Не обучался я дипломатии в пансионатах Парижского предместья, вот в чем дело. Я сказал, что Фора, к сожалению, не успеет не только на второй акт (театральный), но и на третий тоже. Почему? Потому, что её нет. Она уехала к маме? Нет, хотя в каком-то смысле уехала.
— Что вы морочите мне голову, — взбеленился Свечкин. — Где она? Сбежала с другим?
— Нет.
— У неё недостача в буфете?
— О, Боже! Михаил Данилович?
— Тогда в чем дело?
Я ответил. И неудачно. Мой собеседник рассмеялся — он всегда подозревал: я люблю черные шутки.
— Михаил Данилович, это правда, — развел руками. — Война, её нам объявили. Кто, зачем, почему не знаю. Пока.

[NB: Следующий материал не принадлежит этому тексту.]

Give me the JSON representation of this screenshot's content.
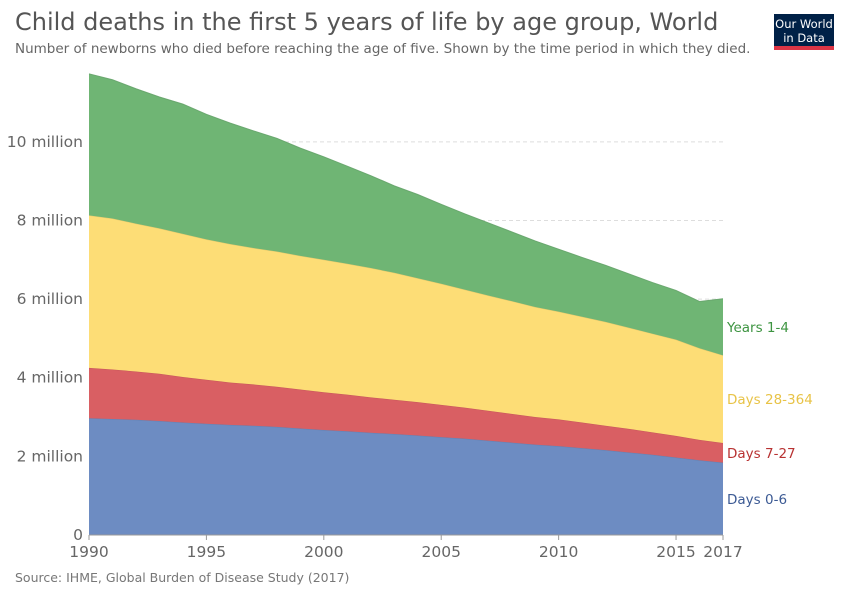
{
  "header": {
    "title": "Child deaths in the first 5 years of life by age group, World",
    "subtitle": "Number of newborns who died before reaching the age of five. Shown by the time period in which they died.",
    "logo_line1": "Our World",
    "logo_line2": "in Data"
  },
  "footer": {
    "source": "Source: IHME, Global Burden of Disease Study (2017)"
  },
  "chart_data": {
    "type": "area",
    "stacked": true,
    "title": "Child deaths in the first 5 years of life by age group, World",
    "x": [
      1990,
      1991,
      1992,
      1993,
      1994,
      1995,
      1996,
      1997,
      1998,
      1999,
      2000,
      2001,
      2002,
      2003,
      2004,
      2005,
      2006,
      2007,
      2008,
      2009,
      2010,
      2011,
      2012,
      2013,
      2014,
      2015,
      2016,
      2017
    ],
    "xticks": [
      "1990",
      "1995",
      "2000",
      "2005",
      "2010",
      "2015",
      "2017"
    ],
    "xtick_values": [
      1990,
      1995,
      2000,
      2005,
      2010,
      2015,
      2017
    ],
    "yticks": [
      "0",
      "2 million",
      "4 million",
      "6 million",
      "8 million",
      "10 million"
    ],
    "ytick_values": [
      0,
      2000000,
      4000000,
      6000000,
      8000000,
      10000000
    ],
    "ylim": [
      0,
      11700000
    ],
    "xlim": [
      1990,
      2017
    ],
    "grid": "horizontal dashed",
    "legend": "right, labels at series ends",
    "series": [
      {
        "name": "Days 0-6",
        "color": "#6d8cc2",
        "label_color": "#3c5a94",
        "values": [
          2970000,
          2950000,
          2930000,
          2900000,
          2860000,
          2830000,
          2800000,
          2780000,
          2750000,
          2710000,
          2670000,
          2640000,
          2600000,
          2570000,
          2530000,
          2490000,
          2450000,
          2400000,
          2350000,
          2300000,
          2260000,
          2210000,
          2160000,
          2100000,
          2040000,
          1970000,
          1900000,
          1840000
        ]
      },
      {
        "name": "Days 7-27",
        "color": "#d95f63",
        "label_color": "#b83232",
        "values": [
          1280000,
          1260000,
          1230000,
          1200000,
          1160000,
          1120000,
          1080000,
          1050000,
          1020000,
          990000,
          960000,
          930000,
          900000,
          870000,
          850000,
          820000,
          790000,
          760000,
          730000,
          700000,
          680000,
          650000,
          620000,
          600000,
          570000,
          550000,
          520000,
          500000
        ]
      },
      {
        "name": "Days 28-364",
        "color": "#fddd76",
        "label_color": "#e8c347",
        "values": [
          3880000,
          3840000,
          3760000,
          3700000,
          3640000,
          3570000,
          3520000,
          3470000,
          3440000,
          3400000,
          3370000,
          3330000,
          3290000,
          3230000,
          3150000,
          3080000,
          3000000,
          2930000,
          2870000,
          2800000,
          2740000,
          2690000,
          2640000,
          2570000,
          2510000,
          2450000,
          2330000,
          2230000
        ]
      },
      {
        "name": "Years 1-4",
        "color": "#6fb574",
        "label_color": "#3d9441",
        "values": [
          3600000,
          3530000,
          3430000,
          3340000,
          3300000,
          3180000,
          3080000,
          2980000,
          2880000,
          2740000,
          2620000,
          2480000,
          2350000,
          2210000,
          2130000,
          2020000,
          1930000,
          1850000,
          1760000,
          1680000,
          1590000,
          1510000,
          1440000,
          1370000,
          1300000,
          1250000,
          1190000,
          1440000
        ]
      }
    ]
  }
}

— Господи, — остановился, поверив наконец. — Ее за что? Они с ума сошли?
— Война, — выдохнул я.
— Война? — с недоумением повторило Тело. — Против нас? Кто? Мы же… как там у вас говорится… на крыше?
— Под крышей, Михаил Данилович.
— Вот именно.
И в этот критический момент дверь одного из кабинетов распахнулась и оттуда выпала… Анна, моя младшенькая сестричка.
Такие вот случайности происходят исключительно у тех графоманов, у коих открыт оффшерный счетик на солнечном острове Кипр, но чтобы в жизни?
Более того, создавалось впечатление, что мадам вырвалась из доменной печи. Она была потная, как мышь, и находилась, извините, в одном неглиже. Очень красивом. Черном и ажурном, как дворянский фамильный вензель.
— Привет, — кивнула нам. — Где тут пожурчать можно?
— Там, — отмахнул рукой в глубину коридора. — Как дела-то?
— Пока бьемся, крекер вроде хорошо стоит, — и с необыкновенной грацией (на высоких каблуках) удалилась туда, где журчали клозетные ручейки.
Последнюю фразу сестричка произнесла невнятно. Каждый из присутствующих услышал то, что хотел услышать.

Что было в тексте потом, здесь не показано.